A propósito de la retromanía que inunda la cultura popular en los últimos tiempos, el crítico musical Simon Reynolds ha llegado a considerar esta necrofilia de la historia reciente como un obstáculo objetivo para la creatividad artística. El fenómeno al que así se apunta, no obstante, difiere de las manipulaciones del pasado con fines políticos o económicos, y tiene que ver con el hecho de que las nuevas tecnologías de la comunicación han puesto al alcance de un click toda una serie de sedimentos culturales, el acceso a los cuales comportaba hasta no hace mucho largos protocolos que ahora han quedado cortocircuitados. Es decir, que ahora accedemos al pasado del mismo modo que el forense accede a un cadáver, de manera desnuda, literal e inmediata, pero sin saber absolutamente nada de quién fue en vida el finado que estamos diseccionando en la mesa de mezclas.
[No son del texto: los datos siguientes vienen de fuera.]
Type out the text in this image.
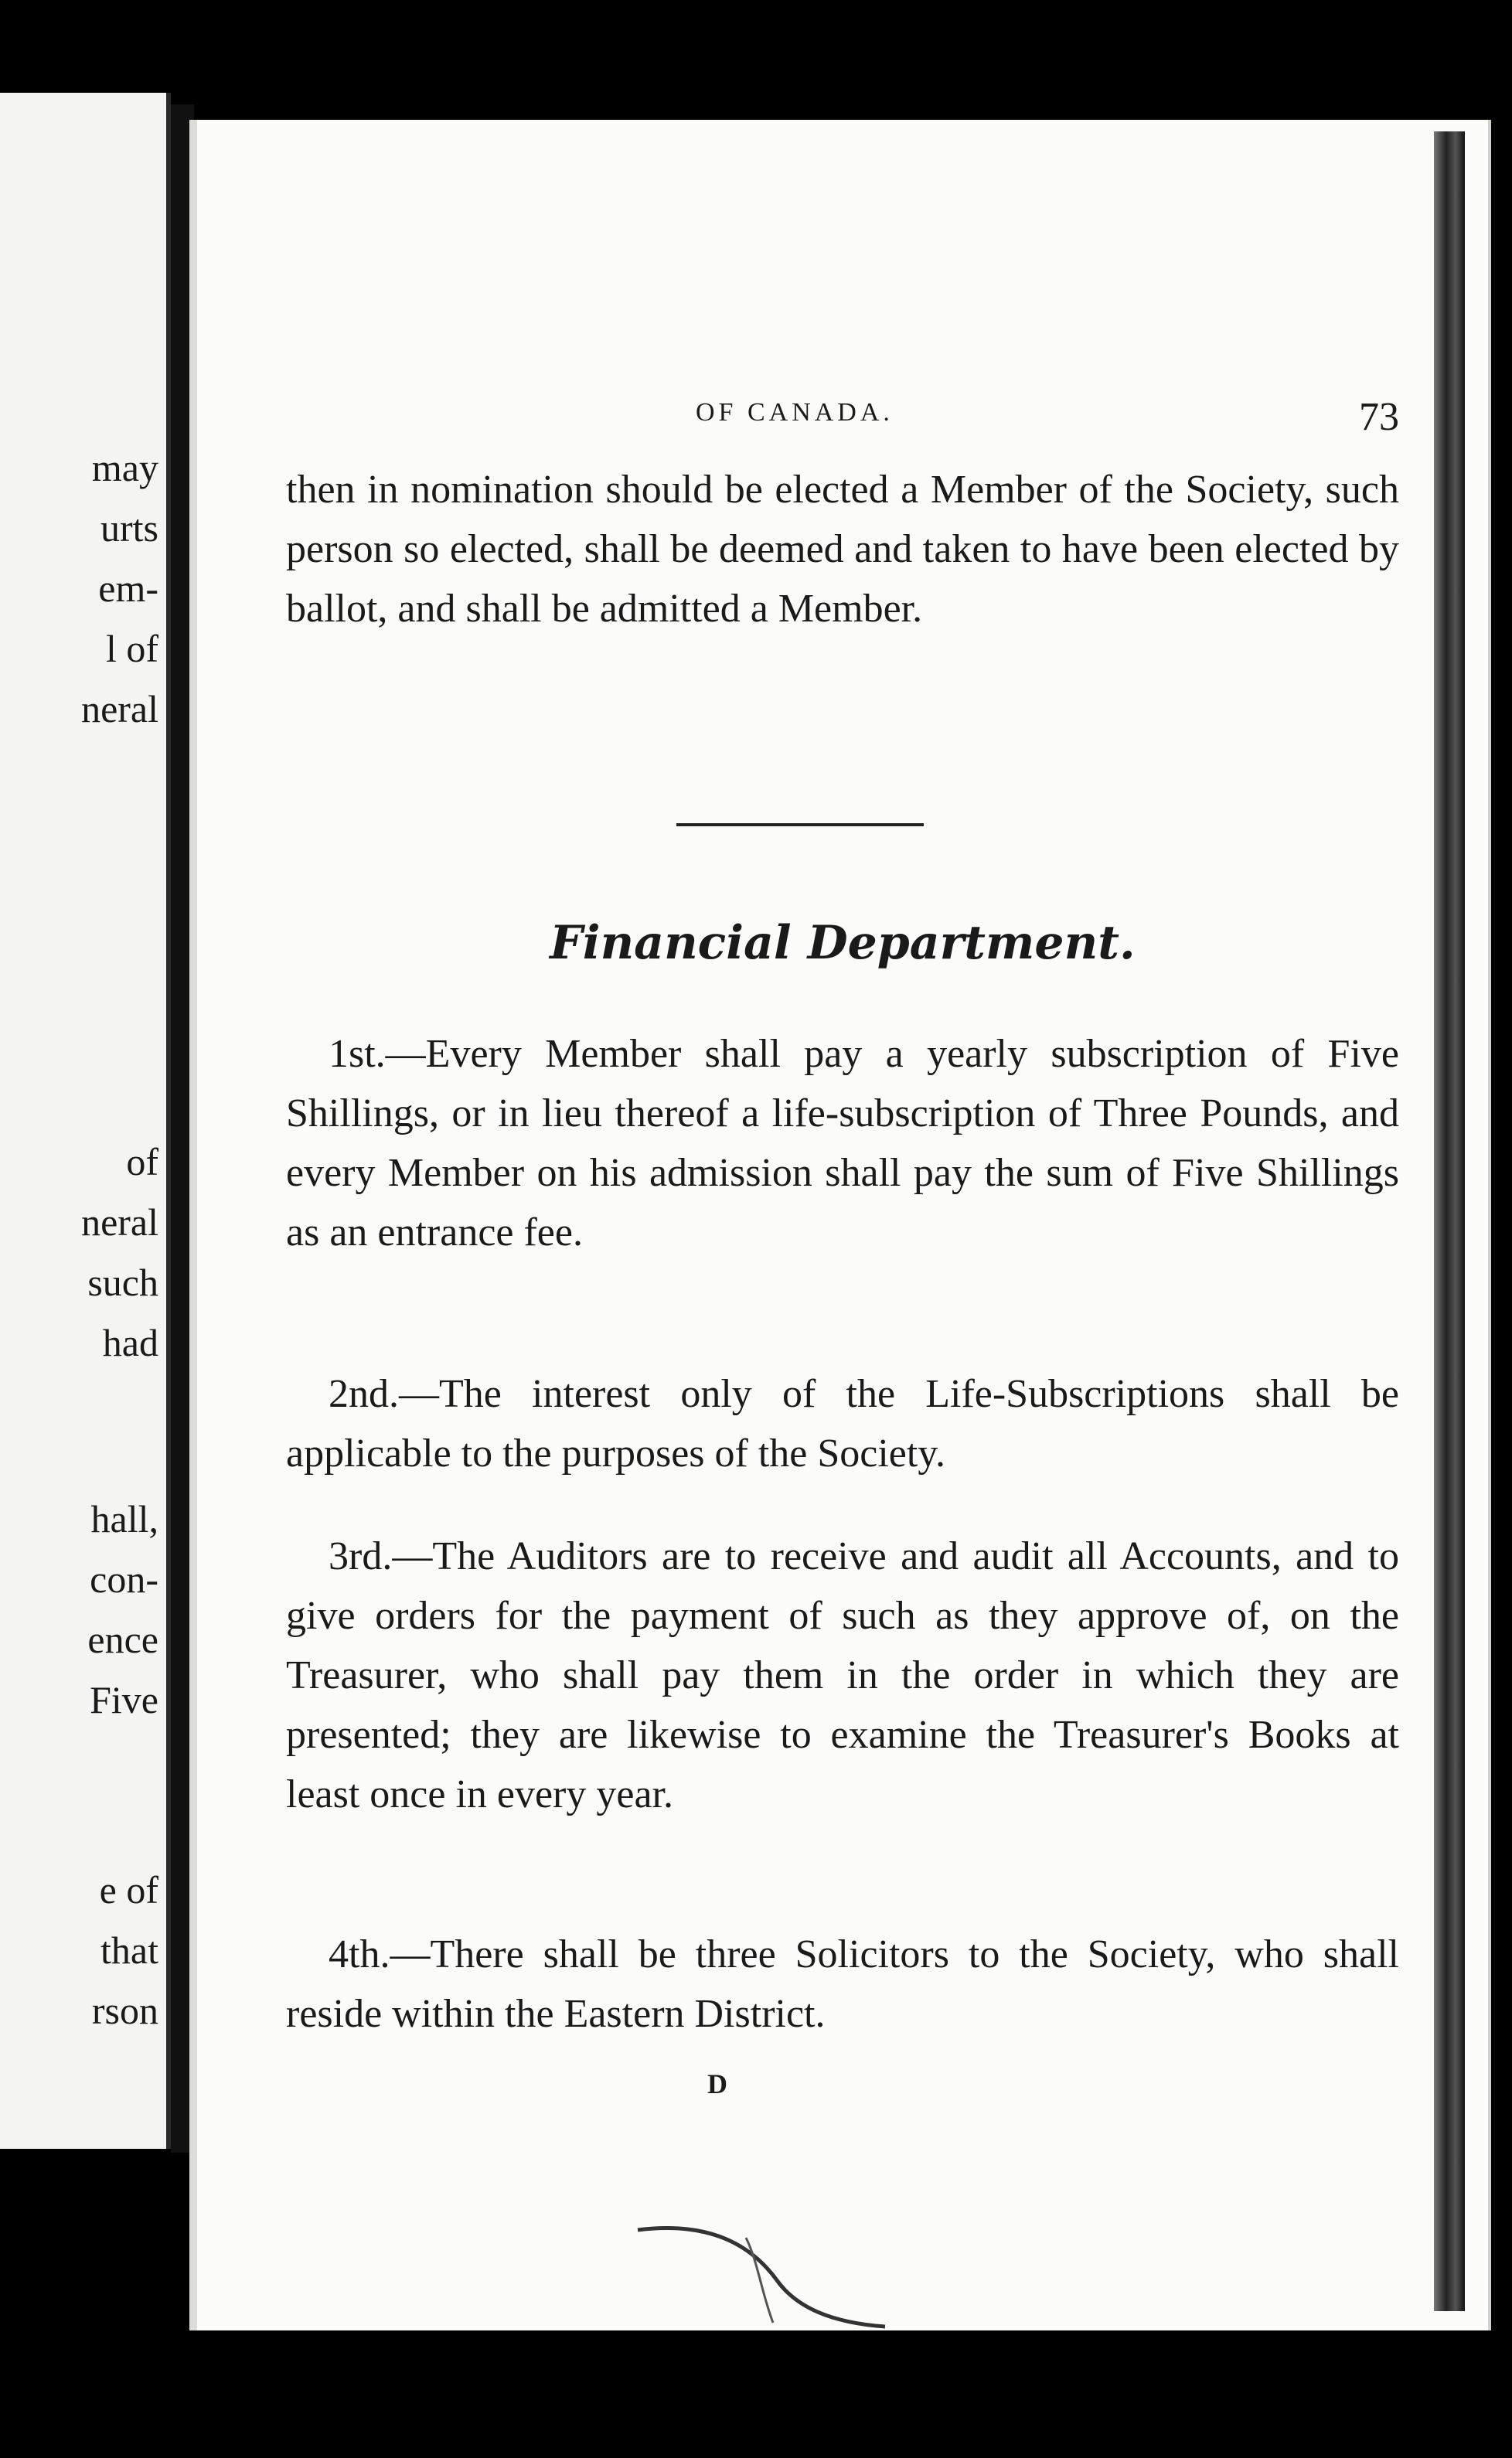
may
urts
em-
l of
neral
of
neral
such
had
hall,
con-
ence
Five
e of
that
rson
OF CANADA.	73

then in nomination should be elected a Member of the Society, such person so elected, shall be deemed and taken to have been elected by ballot, and shall be admitted a Member.

Financial Department.

1st.—Every Member shall pay a yearly subscription of Five Shillings, or in lieu thereof a life-subscription of Three Pounds, and every Member on his admission shall pay the sum of Five Shillings as an entrance fee.

2nd.—The interest only of the Life-Subscriptions shall be applicable to the purposes of the Society.

3rd.—The Auditors are to receive and audit all Accounts, and to give orders for the payment of such as they approve of, on the Treasurer, who shall pay them in the order in which they are presented; they are likewise to examine the Treasurer's Books at least once in every year.

4th.—There shall be three Solicitors to the Society, who shall reside within the Eastern District.

D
O, dicho de otra manera, sin considerarlo en absoluto como pasado (pues el pasado no es reproducible tecnológicamente, reside exclusivamente en la memoria y tiene como esencia justamente su irreversibilidad).

De manera que el problema -el problema que lastra la creatividad de la cultura popular contemporánea- no es tanto la moda de los revivals que Reynolds aborrece, no es la inflación del pasado sino la hipertrofia del presente, un presente que se ha quedado al mismo tiempo sin pasado y sin futuro al sobrepasar todos los límites.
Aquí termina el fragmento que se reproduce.